Deux outils très utiles pour élaborer le futur PLU de Beaucaire vont être portés à la connaissance du public d’ici quelques mois : le recensement et le plan de prévention des risques d’inondation.
La sagesse voudrait que l’on attende ces deux documents avant d’ouvrir de nouveaux secteurs à l’urbanisation.
Nous rappelons que par excès de précipitation le tandem André Cellier dès qu’il fut élu a facilité l’urbanisation du bas de la route de Comps jusqu’alors peu construit avec les conséquences que l’on sait (Crue en 1994, digue de margailliers, crues en 2002 et 2003).

3e point

Nous pensions nous aussi dès 2001 que si une extention de la commune devait se faire ce devait être dans la zone déjà très mitée située à garrigues planes ouest. Nous l’avions d’ailleurs proposé lors de l’enquête publique du PLU en lieu et place de la colline des Caunelle massacrée depuis.
Dans la zone concernée par la 7ième révision simplifiée du Plu nous tenons à signaler qu’une partie non négligeable des terrains est située en zone inondable pouvant être recouverte par plusieurs mètres d’eau car à une altitude inférieure à 5m.
D’autre part l’activité agricole étant encore très présente sur certains secteurs la volonté de l’actuelle majorité de protéger les terres agricoles s’en trouve écornée.

4e point

L’ouverture à l’urbanisation de 240 Ha implique une multitude de conséquences dont voici une liste brève et sans doute incomplète :

  • 5 000 à 10 000 habitants supplémentaires donc création de crèches, écoles, collège, terrains de sports espaces de loisirs, espaces publics, culturels …
  • Un plan de circulation à mettre en place pour des milliers de véhicules qui devront chaque jours, plusieurs fois par jours couper la rocade.
  • Des réseaux d’eaux potables et d’assainissement avec stations de relevage à créer et à entretenir (quand on voit l’état des réseaux existants tels que les ont laissés vos prédécesseurs on peut penser qu’il y a d’autres priorités)
  • Des services publics à rendre de plus en plus excentrés (collecte des ordures …)
  • Une cohabitation difficile avec les agriculteurs (atomiseurs, tracteurs remorques agricoles …)
  • Les coûts induits par cette urbanisation pèseraient lourdement sur les finances communales.

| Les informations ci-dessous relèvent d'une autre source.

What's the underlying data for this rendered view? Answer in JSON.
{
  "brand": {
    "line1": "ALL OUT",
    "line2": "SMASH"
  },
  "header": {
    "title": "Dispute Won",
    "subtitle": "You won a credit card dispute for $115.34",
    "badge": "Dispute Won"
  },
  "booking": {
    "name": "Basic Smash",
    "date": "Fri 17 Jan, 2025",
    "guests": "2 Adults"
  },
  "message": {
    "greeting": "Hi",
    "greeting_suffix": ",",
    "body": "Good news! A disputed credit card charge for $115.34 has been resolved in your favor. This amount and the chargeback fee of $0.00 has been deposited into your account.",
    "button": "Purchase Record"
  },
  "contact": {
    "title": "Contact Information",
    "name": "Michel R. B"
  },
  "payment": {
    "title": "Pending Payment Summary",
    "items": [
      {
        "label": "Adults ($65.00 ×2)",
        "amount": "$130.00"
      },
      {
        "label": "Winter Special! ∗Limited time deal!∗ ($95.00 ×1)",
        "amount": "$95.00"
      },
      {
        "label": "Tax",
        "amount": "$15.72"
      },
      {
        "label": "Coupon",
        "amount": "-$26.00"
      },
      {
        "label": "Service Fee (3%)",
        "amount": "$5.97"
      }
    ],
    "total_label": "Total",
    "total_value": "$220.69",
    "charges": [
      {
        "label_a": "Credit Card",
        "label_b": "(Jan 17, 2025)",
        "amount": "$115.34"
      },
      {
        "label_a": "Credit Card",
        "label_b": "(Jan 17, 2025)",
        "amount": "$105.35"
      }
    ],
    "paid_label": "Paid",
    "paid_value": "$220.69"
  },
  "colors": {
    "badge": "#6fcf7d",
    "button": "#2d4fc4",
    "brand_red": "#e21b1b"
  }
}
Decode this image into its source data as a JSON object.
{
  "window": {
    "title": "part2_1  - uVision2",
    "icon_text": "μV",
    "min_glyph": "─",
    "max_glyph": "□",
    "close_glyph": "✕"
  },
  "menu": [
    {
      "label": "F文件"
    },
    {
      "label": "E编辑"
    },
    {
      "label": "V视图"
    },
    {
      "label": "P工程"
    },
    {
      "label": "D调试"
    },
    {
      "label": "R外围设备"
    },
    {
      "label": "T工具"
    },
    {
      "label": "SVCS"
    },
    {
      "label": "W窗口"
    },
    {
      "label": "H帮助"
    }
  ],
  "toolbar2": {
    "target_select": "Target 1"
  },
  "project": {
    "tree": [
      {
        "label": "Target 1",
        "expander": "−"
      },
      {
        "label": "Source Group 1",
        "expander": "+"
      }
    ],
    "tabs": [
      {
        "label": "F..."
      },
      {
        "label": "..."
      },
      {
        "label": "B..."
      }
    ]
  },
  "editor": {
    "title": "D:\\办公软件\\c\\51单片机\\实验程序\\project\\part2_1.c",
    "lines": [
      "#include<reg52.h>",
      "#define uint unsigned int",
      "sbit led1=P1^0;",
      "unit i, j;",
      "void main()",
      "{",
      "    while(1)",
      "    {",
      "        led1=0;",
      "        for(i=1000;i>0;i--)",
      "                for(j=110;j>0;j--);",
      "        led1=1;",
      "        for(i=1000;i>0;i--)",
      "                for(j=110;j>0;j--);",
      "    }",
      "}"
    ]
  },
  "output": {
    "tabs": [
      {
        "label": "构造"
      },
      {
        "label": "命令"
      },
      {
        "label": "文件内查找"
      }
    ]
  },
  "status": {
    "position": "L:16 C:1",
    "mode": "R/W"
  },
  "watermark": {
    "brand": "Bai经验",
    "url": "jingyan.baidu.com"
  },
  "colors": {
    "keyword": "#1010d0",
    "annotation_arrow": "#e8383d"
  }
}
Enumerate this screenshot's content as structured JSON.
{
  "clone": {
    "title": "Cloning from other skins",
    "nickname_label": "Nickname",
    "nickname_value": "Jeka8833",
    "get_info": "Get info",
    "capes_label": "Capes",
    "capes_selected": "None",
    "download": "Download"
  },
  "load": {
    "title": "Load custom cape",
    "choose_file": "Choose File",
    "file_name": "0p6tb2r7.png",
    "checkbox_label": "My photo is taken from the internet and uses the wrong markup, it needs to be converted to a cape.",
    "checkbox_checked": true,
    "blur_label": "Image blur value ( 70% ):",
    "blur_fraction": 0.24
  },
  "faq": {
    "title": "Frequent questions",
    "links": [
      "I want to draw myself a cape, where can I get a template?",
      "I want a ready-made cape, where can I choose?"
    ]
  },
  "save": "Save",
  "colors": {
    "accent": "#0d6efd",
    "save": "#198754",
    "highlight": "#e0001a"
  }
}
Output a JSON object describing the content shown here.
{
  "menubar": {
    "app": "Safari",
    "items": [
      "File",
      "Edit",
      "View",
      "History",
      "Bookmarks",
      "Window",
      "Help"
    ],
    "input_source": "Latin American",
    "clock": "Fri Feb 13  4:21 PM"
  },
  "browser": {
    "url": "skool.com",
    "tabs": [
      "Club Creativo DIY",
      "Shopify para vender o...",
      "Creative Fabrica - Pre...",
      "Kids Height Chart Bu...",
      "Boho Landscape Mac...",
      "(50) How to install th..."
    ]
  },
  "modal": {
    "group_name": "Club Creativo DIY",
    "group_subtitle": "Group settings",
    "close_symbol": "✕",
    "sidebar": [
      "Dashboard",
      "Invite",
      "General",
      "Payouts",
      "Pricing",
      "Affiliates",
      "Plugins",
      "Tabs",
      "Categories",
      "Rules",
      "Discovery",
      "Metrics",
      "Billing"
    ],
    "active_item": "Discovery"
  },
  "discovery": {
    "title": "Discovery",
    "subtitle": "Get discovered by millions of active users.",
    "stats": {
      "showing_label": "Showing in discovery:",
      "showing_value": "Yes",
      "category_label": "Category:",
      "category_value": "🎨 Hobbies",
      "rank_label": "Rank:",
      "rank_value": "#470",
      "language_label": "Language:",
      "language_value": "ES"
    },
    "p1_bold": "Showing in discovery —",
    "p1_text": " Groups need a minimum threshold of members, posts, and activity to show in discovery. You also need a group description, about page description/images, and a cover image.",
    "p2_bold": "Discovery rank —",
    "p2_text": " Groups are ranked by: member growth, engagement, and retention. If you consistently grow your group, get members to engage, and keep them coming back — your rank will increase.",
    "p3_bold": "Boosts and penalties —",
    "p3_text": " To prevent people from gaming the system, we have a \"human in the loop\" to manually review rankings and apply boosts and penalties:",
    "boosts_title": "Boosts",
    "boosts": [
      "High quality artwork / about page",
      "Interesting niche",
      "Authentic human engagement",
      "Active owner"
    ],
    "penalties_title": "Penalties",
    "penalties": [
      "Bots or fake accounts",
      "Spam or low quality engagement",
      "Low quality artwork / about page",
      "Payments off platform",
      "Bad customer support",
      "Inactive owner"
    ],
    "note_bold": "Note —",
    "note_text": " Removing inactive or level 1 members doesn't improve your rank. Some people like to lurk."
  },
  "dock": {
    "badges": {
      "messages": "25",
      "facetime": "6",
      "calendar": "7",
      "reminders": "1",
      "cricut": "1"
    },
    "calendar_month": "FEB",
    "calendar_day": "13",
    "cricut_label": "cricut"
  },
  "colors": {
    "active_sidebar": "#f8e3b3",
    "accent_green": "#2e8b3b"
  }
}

C’est un investissement important pour la commune qui doit être quantifié avec précision.

5e point

Toutes ces questions méritent d’être étudiées nous semble-t-il dans le cadre de la 4iéme révision du PLU.
Un travail en profondeur avec des professionnels indépendants nous semble indispensable.

6e point

Pourquoi ces 2 sujets n’ont ils pas été évoqués lors de la réunion de la commission d’urbanisme du 4 septembre 2008 ? Pourquoi cet emballement ?

7e point

Une commission s’est elle réunie pour décider des 2 révisions simplifiées envisagées ? Si oui qu’elle ont été les observations des participants et qui étaient ils ?

Vous écriviez dans votre programme électoral :

Beaucaire souffre de l’absence d’une politique d’urbanisme d’ensemble conçue sur le long terme. L’urbanisation est revue au coup par coup, au gré des demandes et des opportunités, ce qui ne reflète pas une gestion responsable.

Nous vous demandons au vu de ce qui précède de retirer les 2 délibérations concernées.